Personally with agitated political people I will ask a few questions like this to get them to explain their views a bit, basically just bring them to the precipice to where they start to feel uncertain about what they're saying, then I will change the subject. Gets them off their high horse, but avoids robbing them of face; the topic change lets them save face, so they end up being grateful. They also realize that talking to you about politics risks exposing them as idiots so they refrain from bringing it up with you again in the future and just stick to more agreeable subjects.
(so for me the technique is: don't go all the way into making them feel like idiots, just bring them close enough to it that they can feel that talking to you anymore about this would be a bad idea for their face)
Otherwise, if you do NOT need to talk to them (i.e., they are not badgering you or cornering you), and it's just bugging you listening to it, it helps to understand Jonathan Haidt's
Moral Foundations Theory:
e.g., if they are liberal and you are conservative, you will value
- Care/harm
- Fairness/cheating
- Loyalty/betrayal
- Authority/subversion
- Sanctity/degradation
- Liberty/oppression
Meanwhile they will ONLY value
- Care/harm
- Fairness/cheating
You both have equivalent amounts of "fucks to give", but yours are distributed among six categories of values while theirs are concentrated into two.
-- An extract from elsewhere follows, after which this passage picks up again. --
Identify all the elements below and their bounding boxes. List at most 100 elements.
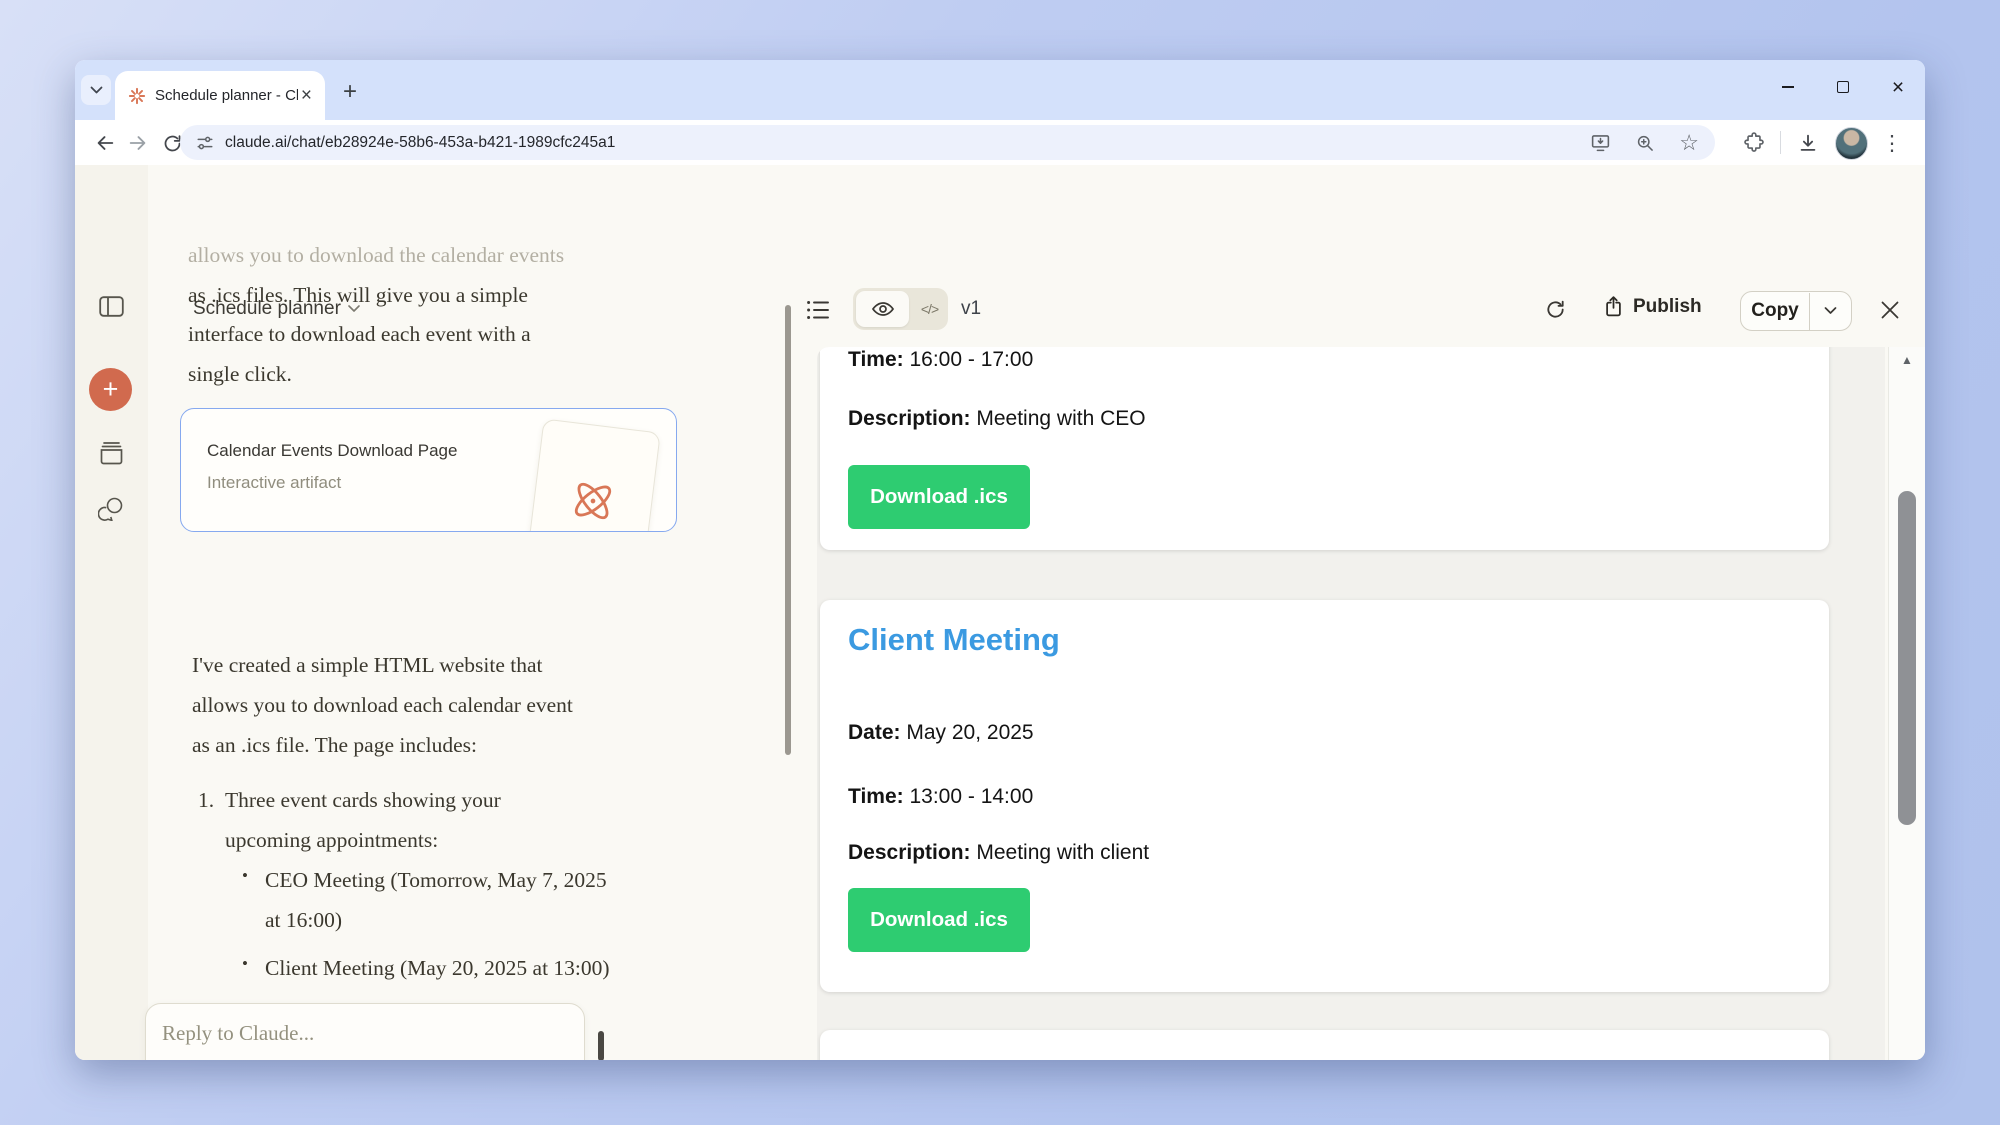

To your ears they will be OVEREMPHASIZING the importance of those two while seeming morally bankrupt on the other six; to their ears (if you start spouting politics back) you will have weirdly misplaced values on values spectrums that TO THEM are not even moral dimensions at all; meanwhile you will not value the two moral foundations that to them are the only ones that actually matter nearly enough, which makes YOU seem "morally bankrupt."
This is a largely unbridgeable gulf, because you cannot get them to view your extra values as "moral values" except in the abstract, and only if they are very open-minded (most people aren't). So it is better just to understand that people with opposing views to yours are simply operating from a different set of morality
at a foundational level and there's no point trying to argue with them about surface-level politics. You'd have to totally change their moral foundations first, which you almost certainly cannot (i.e., your first task before you deal with superficial politics is to get Mr. Liberal to decide it is important to respect authority, honor loyalty, maintain purity, and value liberty. You will not succeed at that, which makes the superficial conversation moot).
Once you understand it then you can just shrug, because that conversation is irrelevant to you.
Also, arguing politics with peons is just totally pointless, unless you work in a Senator's office or something. If you could change their minds, would that change your government's policy? Unlikely! So it's just a colossal waste of time and productive energy.